Rep. Tim Bishop, the incumbent Democrat from the East End (LEFT), is locked in a tight race with Randy Altschuler (RIGHT). their first debate took place at the First Baptist Church in Riverhead, where the tone was civil compared to the rancor of their tv ads. (Dan O’Regan/Long Island Press)

The Democrats desperately need to hold onto Bishop’s vulnerable seat—he defeated Altschuler in 2010 by only 593 votes—and regain 25 more before they can replace Boehner as Speaker. The House Majority PAC, a Democratic super PAC, is forking out $260,000 on a new TV ad attacking Altschuler as an “outsourcer” because his former company OfficeTiger supplied U.S. corporations with back-office workers overseas. It’s a charge that the Republican entrepreneur vehemently disputes, although the description on his LinkedIn page did say OfficeTiger was in the “outsourcing/offshoring industry” and the Wall Street Journal has reported it was based in the Netherlands.

The GOP countered by attacking Bishop’s integrity, referring to an August story in Politico in which Bishop said that he’d agreed in May to help his constituent in Southampton get the fireworks permit, and that afterwards Bishop’s daughter, whom he’d hired to raise funds for his campaign, sought a contribution. Then the watchdog group, Citizens for Responsibility and Ethics in Washington (CREW), spotted the piece, saw that he’d hired his daughter, and added the East End Democrat to their list of “Most Corrupt Congressmen,” giving the Altschuler campaign a golden opportunity to attack him with an ad saying: “Tim Bishop. Everything that’s wrong with Washington,” and calling for an ethics investigation.

On that point, CREW’s executive director, Melanie Sloan, concurs.

“I think there should be an investigation,” she tells the Press. “He admitted in print to something that’s a crime… He said to Politico that he gets money when people thank him for his work.”

She said the Congressman “wasn’t on our radar screen until he gave the interview. So Bishop only has Bishop to blame. It wasn’t very smart to hire your daughter in the first place….I can’t help it if politicians are dumb and say stupid things.”

As for Altschuler’s campaign striking pay dirt with CREW’s compilation, Sloan said her committee is non-partisan.

“He hasn’t had anything to sell,” she observes, “so he can’t use his position to benefit contributors.”

So far, at least. One of Altschuler’s proposals on his “10-point plan” to improve the economy might raise eyebrows in the future since he says he’d turn his congressional office into a vehicle “for business expansion” staffed with an “economic development coordinator” and a “capital coordinator,” along with a promise that he’d meet personally with potential business owners in and outside of Long Island to promote Suffolk. In the meantime, his new CloudBlue company, which has won praise from the Government Service Administration for its innovative electronics recycling program, remains based in Norcross, Ga.
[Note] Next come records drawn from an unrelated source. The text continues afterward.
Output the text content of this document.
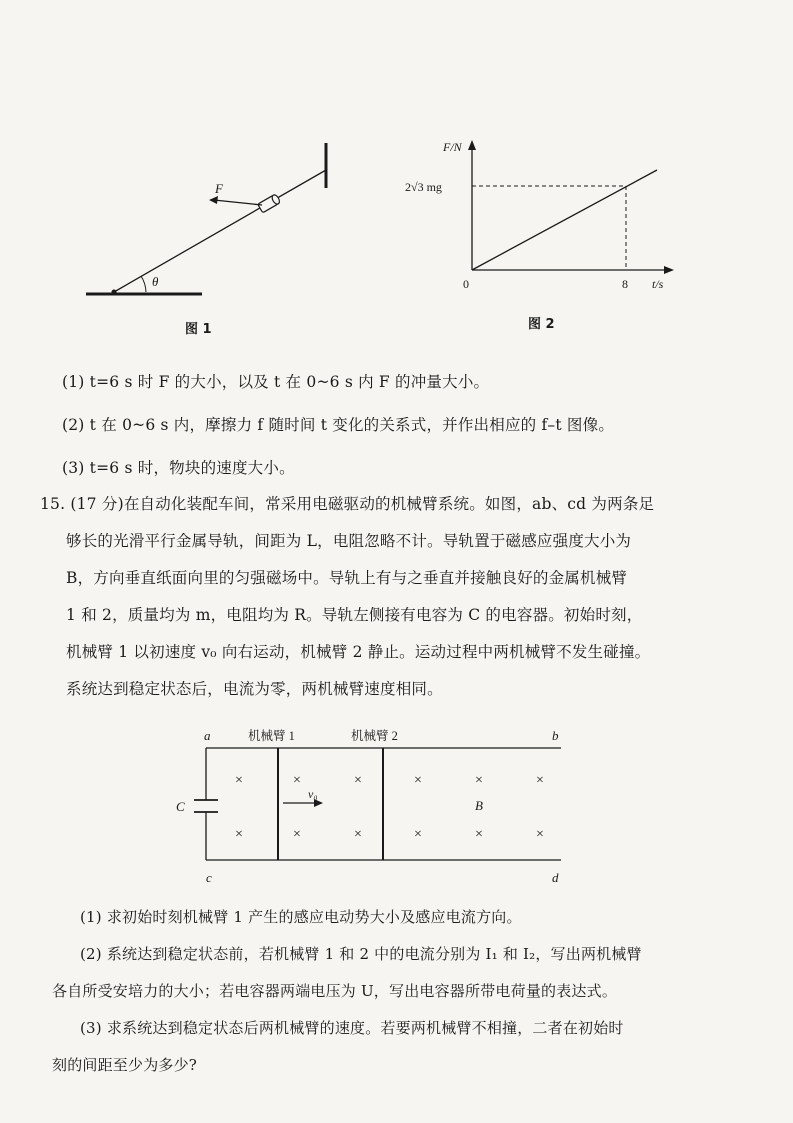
θ
F
F/N
t/s
0	8
2√3 mg
图 1	图 2
(1) t=6 s 时 F 的大小，以及 t 在 0~6 s 内 F 的冲量大小。
(2) t 在 0~6 s 内，摩擦力 f 随时间 t 变化的关系式，并作出相应的 f–t 图像。
(3) t=6 s 时，物块的速度大小。
15. (17 分)在自动化装配车间，常采用电磁驱动的机械臂系统。如图，ab、cd 为两条足
够长的光滑平行金属导轨，间距为 L，电阻忽略不计。导轨置于磁感应强度大小为
B，方向垂直纸面向里的匀强磁场中。导轨上有与之垂直并接触良好的金属机械臂
1 和 2，质量均为 m，电阻均为 R。导轨左侧接有电容为 C 的电容器。初始时刻，
机械臂 1 以初速度 v₀ 向右运动，机械臂 2 静止。运动过程中两机械臂不发生碰撞。
系统达到稳定状态后，电流为零，两机械臂速度相同。
C
a	b
c	d
机械臂 1	机械臂 2
v₀
B
×
×
×
×
×
×
×
×
×
×
×
×
(1) 求初始时刻机械臂 1 产生的感应电动势大小及感应电流方向。
(2) 系统达到稳定状态前，若机械臂 1 和 2 中的电流分别为 I₁ 和 I₂，写出两机械臂
各自所受安培力的大小；若电容器两端电压为 U，写出电容器所带电荷量的表达式。
(3) 求系统达到稳定状态后两机械臂的速度。若要两机械臂不相撞，二者在初始时
刻的间距至少为多少?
Still, the ethics charge against Bishop is incendiary enough to force the Congressman to cut his own TV ad in which he tells the camera directly that “now, my opponent Randy Altschuler says I’m a criminal… You know me.

And you know for Randy Altschuler to say that is just despicable.” It’s a risky step because it involves rehashing the charge against him.

In his defense, Bishop’s campaign spokesman Robert Pierce told The Hill: “We responded to the outrageous, over-the-top attack ad put on the air by Randy Altschuler because people know Rep. Bishop, they know that he has conducted his entire adult life with integrity, and they know that outsourcer Randy Altschuler will stoop to any low to try to give his extreme Tea Party views another voice in Congress.”

Heated words to be sure. But they were nowhere to be heard at last Sunday’s debate in Riverhead.